Can I get help with some Algebra problem solving?

11. The length is L, the width is W

2L+2W=44

LW=40

W=40/L

2L+2(40/L)=44

2L+80/L=44

2L^2+80=44L

L^2-22L+40=0

(L-2)(L-20)=0

L=2 or L=20

W=2 or W=20

The rectangle is 2 by 20

12.The length is L, the width is W

2L+2W=38

LW=84

W=84/L

2L+2(84/L)=38

L+84/L=19

L^2+84=19L

L^2-19L+84=0

(L-12)(L-7)=0

The rectangle is 12 by 7

13. (x+2)(x+5)=130

x^2+7x+10=130

x^2+7x-120=0

(x+15)(x-7)=0

x=-15 or x=7

The side of the square is 7

14. L=2W

(L-3)(w+2)=30

(2w-3)(w+2)=30

2w^2+w-6=30

2w^2+w-36=0

(2w+9)(w-4)=0

W=-9/2 or W=4

W=4, L=8

The rectangle is 8 by 4

15. L=3W

(L+2)(W-1)=68

(3W+2)(W-1)=68

3w^2-W-2=68

3W^2-W-70=0

(3W+14)(W-5)=0

w=-14/3 or w=5

The rectangle is 5 by 15

B.11. Rectangle has length L and width W. L+W = (1/2)perimeter =(1/2)44 = 22. Therefore W = 22 - L. Now area

= 40. Therefore LW = 40 so L(22- L) = 40, ie., L^2 - 22L = - 40, ie., (L-11)^2 = 121-40 = 81 = 9^2, L = 11(+/-)9.

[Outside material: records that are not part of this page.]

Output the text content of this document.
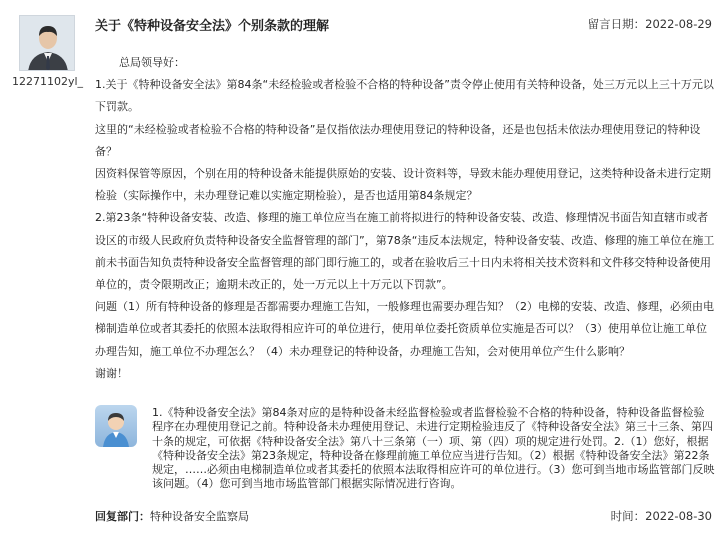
12271102yl_
关于《特种设备安全法》个别条款的理解	留言日期：2022-08-29

总局领导好：

1.关于《特种设备安全法》第84条“未经检验或者检验不合格的特种设备”责令停止使用有关特种设备，处三万元以上三十万元以下罚款。

这里的“未经检验或者检验不合格的特种设备”是仅指依法办理使用登记的特种设备，还是也包括未依法办理使用登记的特种设备？

因资料保管等原因，个别在用的特种设备未能提供原始的安装、设计资料等，导致未能办理使用登记，这类特种设备未进行定期检验（实际操作中，未办理登记难以实施定期检验），是否也适用第84条规定？

2.第23条“特种设备安装、改造、修理的施工单位应当在施工前将拟进行的特种设备安装、改造、修理情况书面告知直辖市或者设区的市级人民政府负责特种设备安全监督管理的部门”，第78条“违反本法规定，特种设备安装、改造、修理的施工单位在施工前未书面告知负责特种设备安全监督管理的部门即行施工的，或者在验收后三十日内未将相关技术资料和文件移交特种设备使用单位的，责令限期改正；逾期未改正的，处一万元以上十万元以下罚款”。

问题（1）所有特种设备的修理是否都需要办理施工告知，一般修理也需要办理告知？（2）电梯的安装、改造、修理，必须由电梯制造单位或者其委托的依照本法取得相应许可的单位进行，使用单位委托资质单位实施是否可以？（3）使用单位让施工单位办理告知，施工单位不办理怎么？（4）未办理登记的特种设备，办理施工告知，会对使用单位产生什么影响？

谢谢！

1.《特种设备安全法》第84条对应的是特种设备未经监督检验或者监督检验不合格的特种设备，特种设备监督检验程序在办理使用登记之前。特种设备未办理使用登记、未进行定期检验违反了《特种设备安全法》第三十三条、第四十条的规定，可依据《特种设备安全法》第八十三条第（一）项、第（四）项的规定进行处罚。2.（1）您好，根据《特种设备安全法》第23条规定，特种设备在修理前施工单位应当进行告知。（2）根据《特种设备安全法》第22条规定，……必须由电梯制造单位或者其委托的依照本法取得相应许可的单位进行。（3）您可到当地市场监管部门反映该问题。（4）您可到当地市场监管部门根据实际情况进行咨询。
回复部门：特种设备安全监察局	时间：2022-08-30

Clearly, L = 20, W = 2. [linear units = cm, area units = cm^2].

B.12. L+W =(1/2)38 =19. Therefore W =19 - L. Now area = 84, ie.,LW = 84, ie., L(19-L) =84, ie.,L^2 -19L+84=0,

ie., (L-7)(L-12) = 0, ie., L = 12, W = 7 [units: linear m, area m^2, m = meter.]

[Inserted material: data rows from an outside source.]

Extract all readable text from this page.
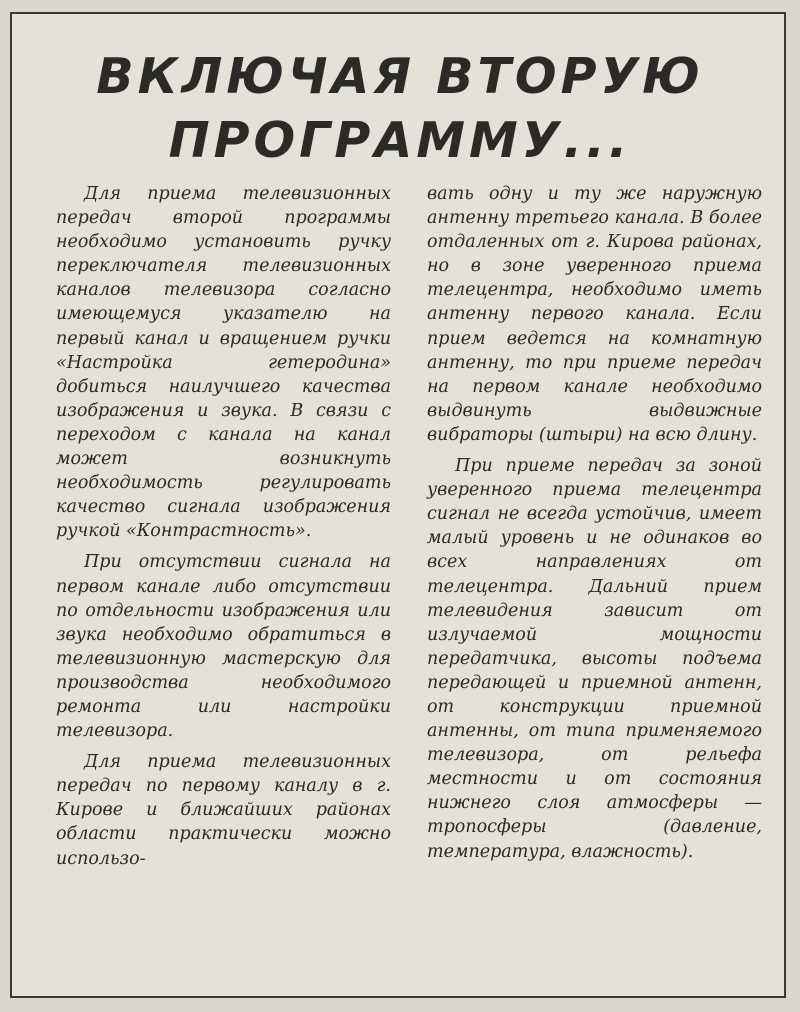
ВКЛЮЧАЯ ВТОРУЮ
ПРОГРАММУ...

Для приема телевизионных передач второй программы необходимо установить ручку переключателя телевизионных каналов телевизора согласно имеющемуся указателю на первый канал и вращением ручки «Настройка гетеродина» добиться наилучшего качества изображения и звука. В связи с переходом с канала на канал может возникнуть необходимость регулировать качество сигнала изображения ручкой «Контрастность».

При отсутствии сигнала на первом канале либо отсутствии по отдельности изображения или звука необходимо обратиться в телевизионную мастерскую для производства необходимого ремонта или настройки телевизора.

Для приема телевизионных передач по первому каналу в г. Кирове и ближайших районах области практически можно использо-

вать одну и ту же наружную антенну третьего канала. В более отдаленных от г. Кирова районах, но в зоне уверенного приема телецентра, необходимо иметь антенну первого канала. Если прием ведется на комнатную антенну, то при приеме передач на первом канале необходимо выдвинуть выдвижные вибраторы (штыри) на всю длину.

При приеме передач за зоной уверенного приема телецентра сигнал не всегда устойчив, имеет малый уровень и не одинаков во всех направлениях от телецентра. Дальний прием телевидения зависит от излучаемой мощности передатчика, высоты подъема передающей и приемной антенн, от конструкции приемной антенны, от типа применяемого телевизора, от рельефа местности и от состояния нижнего слоя атмосферы — тропосферы (давление, температура, влажность).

B.13. Dimensions of resulting rectangle are L by W, where L = x+5 and W = x+2. Then rectangle area, LW, =

(x+5)(x+2) =130, ie., x^2 + 7x - 120 =0, ie.,(x-8)(x+15) =0, ie., x =8 {since x > 0} Square side length = 8 cm.